Brussels’ policies are driving higher energy prices
Orbán also spoke about the debate regarding the global energy crisis that he attended on Thursday last week at the session of the European Council. He had pointed out that the meeting’s closing document does not contain any mention about energy prices, and this is due to the fact that participants could not agree on a common memorandum. The majority, however, had expressed their support towards nuclear energy, and natural gas. He expects the European Commission to reclassify nuclear as sustainable or green energy, because only with nuclear can climate goals be achieved. He also expressed his hopes that natural gas could be reclassified as green energy temporarily to allow investment in this form of energy, which would matter since banks currently refuse to give out loans to investment initiatives other than renewable green energy projects.
In Hungary, energy prices have been state-regulated over the past eight years, which has brought a lot of criticism from the EU’s leadership. However, this policy is what has protected Hungarian families from the two to threefold energy price hikes seen in Western countries.
PM Orbán stated that even in Brussels, people are starting to ask themselves whether the enormous rise in energy prices is not in fact due to the EU’s energy price regulations, which were introduced under the climate protection initiative.
The EU’s agenda led to certain energy companies and producers being burdened with extra taxes for using non-renewable resources, and as a result of this, these companies are unable to maintain profitability. To balance their books, they transfer the price hikes onto consumers and companies.
Yet, the European Commission plans will go even further, warned Orbán. Brussels wants to introduce taxes affecting car and property owners as well, because both commodities produce CO2 emissions. Brussels’ strategy is to force citizens to use less energy by making them pay more for both gas and heating.
Orbán: Europe must protect its cultural and national identity
As to the question of migration, Orbán warned that besides the Balkans and the Mediterranean, a third route has now opened through Belarus. He reaffirmed his earlier position, according to which the EU must abandon the Merkel doctrine that views borders and border fences as something unacceptable. The prime minister has also called on Brussels to support border protection financially, something that EU leaders are refusing to do.
Finally, Orbán addressed the recent rise in controversial judgements brought by the European Court of Justice (ECJ), that are in conflict with national constitutions. In its recent judgement, the Hungarian Constitutional Court (CC) had decided that whatever the ECJ’s advice, Hungarian authorities are obliged to protect the country’s borders.

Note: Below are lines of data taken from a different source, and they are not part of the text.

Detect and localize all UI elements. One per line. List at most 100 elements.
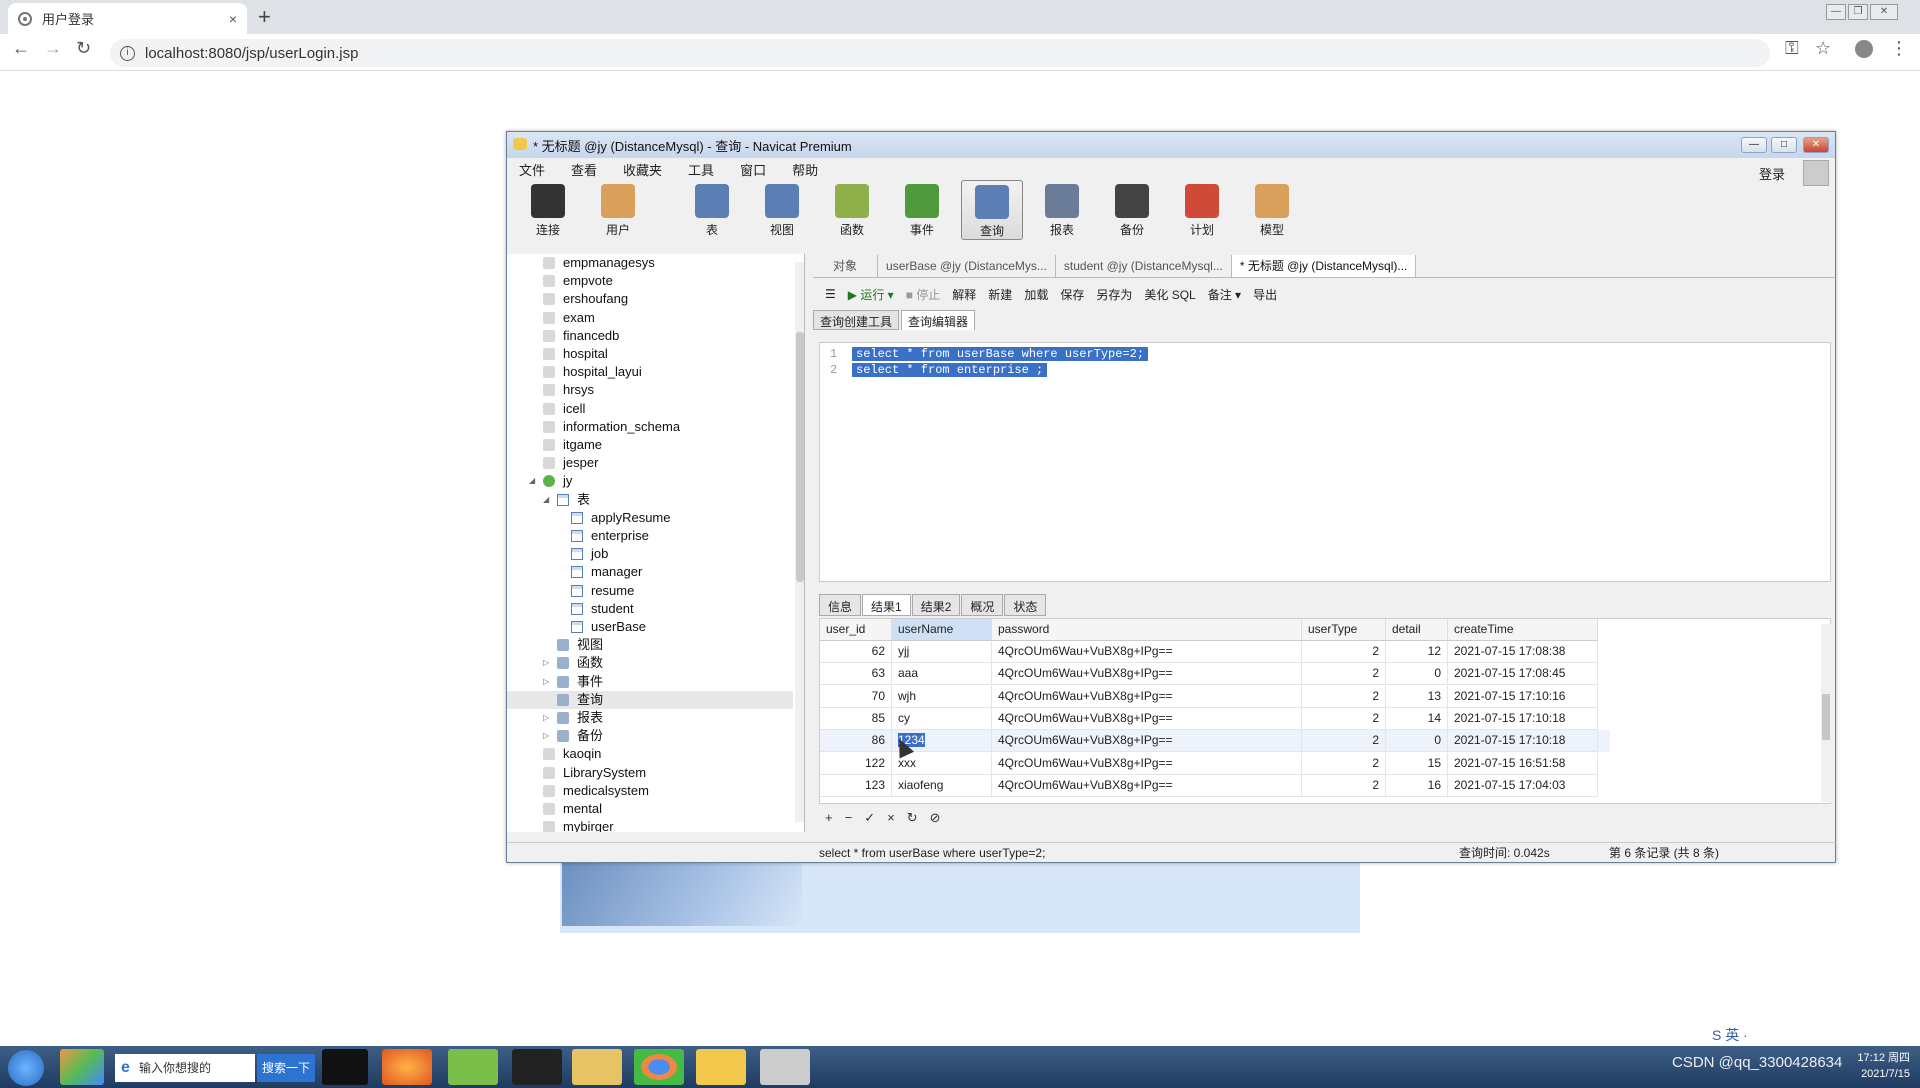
table-cell[interactable]: 2021-07-15 17:10:18 (1448, 730, 1598, 753)
query-tool-button[interactable]: 导出 (1253, 286, 1277, 303)
column-header[interactable]: password (992, 619, 1302, 641)
table-cell[interactable]: 2 (1302, 707, 1386, 730)
firefox-icon[interactable] (382, 1049, 432, 1085)
table-cell[interactable]: 2 (1302, 663, 1386, 686)
grid-nav-button[interactable]: ✓ (864, 810, 875, 825)
tree-node[interactable]: userBase (507, 618, 793, 636)
star-icon[interactable]: ☆ (1815, 38, 1831, 59)
table-cell[interactable]: 15 (1386, 752, 1448, 775)
table-cell[interactable]: 2021-07-15 16:51:58 (1448, 752, 1598, 775)
table-cell[interactable]: yjj (892, 641, 992, 663)
document-tab[interactable]: userBase @jy (DistanceMys... (878, 254, 1056, 277)
close-window-button[interactable]: ✕ (1870, 4, 1898, 20)
tree-node[interactable]: 查询 (507, 690, 793, 709)
query-tool-button[interactable]: ▶ 运行 ▾ (848, 286, 894, 303)
grid-scrollbar[interactable] (1821, 624, 1831, 802)
tree-node[interactable]: mybirger (507, 818, 793, 832)
document-tab[interactable]: student @jy (DistanceMysql... (1056, 254, 1232, 277)
tree-node[interactable]: applyResume (507, 509, 793, 527)
app-icon[interactable] (512, 1049, 562, 1085)
table-row[interactable]: 70 wjh 4QrcOUm6Wau+VuBX8g+IPg== 2 13 2021-07-… (820, 685, 1610, 708)
table-row[interactable]: 63 aaa 4QrcOUm6Wau+VuBX8g+IPg== 2 0 2021-07-1… (820, 663, 1610, 686)
table-cell[interactable]: 0 (1386, 730, 1448, 753)
navicat-minimize-button[interactable]: — (1741, 137, 1767, 153)
intellij-icon[interactable] (322, 1049, 368, 1085)
tree-node[interactable]: jesper (507, 454, 793, 472)
table-cell[interactable]: 4QrcOUm6Wau+VuBX8g+IPg== (992, 752, 1302, 775)
table-cell[interactable]: cy (892, 707, 992, 730)
forward-button[interactable]: → (44, 38, 62, 59)
tree-node[interactable]: hrsys (507, 381, 793, 399)
table-cell[interactable]: 63 (820, 663, 892, 686)
table-cell[interactable]: 2021-07-15 17:08:45 (1448, 663, 1598, 686)
toolbar-button-10[interactable]: 计划 (1171, 180, 1233, 240)
table-cell[interactable]: 0 (1386, 663, 1448, 686)
menu-item[interactable]: 查看 (571, 160, 597, 179)
table-cell[interactable]: 4QrcOUm6Wau+VuBX8g+IPg== (992, 663, 1302, 686)
grid-nav-button[interactable]: − (845, 810, 853, 825)
grid-nav-button[interactable]: ↻ (907, 810, 918, 825)
table-cell[interactable]: wjh (892, 685, 992, 708)
table-cell[interactable]: 2021-07-15 17:08:38 (1448, 641, 1598, 663)
table-cell[interactable]: xiaofeng (892, 774, 992, 797)
result-tab[interactable]: 概况 (961, 594, 1004, 616)
tree-node[interactable]: ▷ 函数 (507, 654, 793, 672)
browser-tab[interactable]: 用户登录 × (8, 3, 247, 34)
tree-node[interactable]: exam (507, 309, 793, 327)
tree-node[interactable]: enterprise (507, 527, 793, 545)
table-cell[interactable]: 2 (1302, 641, 1386, 663)
result-tab[interactable]: 结果1 (862, 594, 911, 616)
result-tab[interactable]: 结果2 (911, 594, 961, 616)
taskbar-search-button[interactable]: 搜索一下 (257, 1054, 315, 1082)
sql-line[interactable]: select * from userBase where userType=2; (852, 347, 1149, 361)
table-row[interactable]: 62 yjj 4QrcOUm6Wau+VuBX8g+IPg== 2 12 2021-07-… (820, 641, 1610, 663)
expand-arrow-icon[interactable]: ◢ (529, 472, 535, 490)
tree-node[interactable]: icell (507, 400, 793, 418)
new-tab-button[interactable]: + (258, 4, 271, 30)
tree-node[interactable]: ◢ 表 (507, 491, 793, 509)
tree-node[interactable]: ◢ jy (507, 472, 793, 490)
toolbar-button-5[interactable]: 函数 (821, 180, 883, 240)
navicat-taskbar-icon[interactable] (696, 1049, 746, 1085)
table-cell[interactable]: 62 (820, 641, 892, 663)
info-icon[interactable]: i (120, 45, 135, 61)
tree-node[interactable]: hospital_layui (507, 363, 793, 381)
toolbar-button-6[interactable]: 事件 (891, 180, 953, 240)
table-cell[interactable]: 122 (820, 752, 892, 775)
query-tool-button[interactable]: 解释 (952, 286, 976, 303)
tab-close-icon[interactable]: × (229, 11, 237, 27)
query-tool-button[interactable]: ■ 停止 (906, 286, 941, 303)
menu-item[interactable]: 文件 (519, 160, 545, 179)
tree-node[interactable]: information_schema (507, 418, 793, 436)
tree-node[interactable]: 视图 (507, 636, 793, 654)
expand-arrow-icon[interactable]: ▷ (543, 654, 549, 672)
toolbar-button-11[interactable]: 模型 (1241, 180, 1303, 240)
tree-node[interactable]: ershoufang (507, 290, 793, 308)
tree-node[interactable]: medicalsystem (507, 782, 793, 800)
table-cell[interactable]: 2 (1302, 685, 1386, 708)
chrome-icon[interactable] (634, 1049, 684, 1085)
tree-node[interactable]: ▷ 备份 (507, 727, 793, 745)
reload-button[interactable]: ↻ (76, 38, 91, 59)
expand-arrow-icon[interactable]: ◢ (543, 491, 549, 509)
tree-node[interactable]: manager (507, 563, 793, 581)
document-tab[interactable]: * 无标题 @jy (DistanceMysql)... (1231, 254, 1417, 277)
sql-editor[interactable]: 1 select * from userBase where userType=2… (819, 342, 1831, 582)
query-tool-button[interactable]: ☰ (825, 287, 836, 301)
toolbar-button-1[interactable]: 连接 (517, 180, 579, 240)
table-cell[interactable]: 2 (1302, 774, 1386, 797)
table-row[interactable]: 122 xxx 4QrcOUm6Wau+VuBX8g+IPg== 2 15 2021-07… (820, 752, 1610, 775)
tree-node[interactable]: ▷ 报表 (507, 709, 793, 727)
ime-toolbar[interactable]: S 英 · (1712, 1025, 1748, 1047)
sql-line[interactable]: select * from enterprise ; (852, 363, 1048, 377)
key-icon[interactable]: ⚿ (1785, 38, 1799, 59)
toolbar-button-9[interactable]: 备份 (1101, 180, 1163, 240)
column-header[interactable]: userType (1302, 619, 1386, 641)
taskbar-search-input[interactable]: 输入你想搜的 (115, 1054, 255, 1082)
tree-scrollbar[interactable] (795, 262, 804, 822)
table-cell[interactable]: 2 (1302, 752, 1386, 775)
tree-node[interactable]: job (507, 545, 793, 563)
table-cell[interactable]: aaa (892, 663, 992, 686)
result-tab[interactable]: 状态 (1004, 594, 1047, 616)
table-cell[interactable]: 86 (820, 730, 892, 753)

“Therefore, Hungary will not change anything in its border protection and will let no one in,” said the prime minister
In a combative mood. In his interpretation, the Hungarian Constitutional Court had extended the question of human rights from individuals to the cultural context in which they live. It is not only the abstract concept of freedom that is worth protecting, according to Orbán, but one must include other values under the topic of human dignity, such as the cultural and national fabric in which one exists. No one has the right to change this, maintained Orbán. What we are surrounded by — culture, language, the people — these are an organic part of one’s dignity, just like our rights and liberties. The Hungarian government must protect these, concluded the prime minister.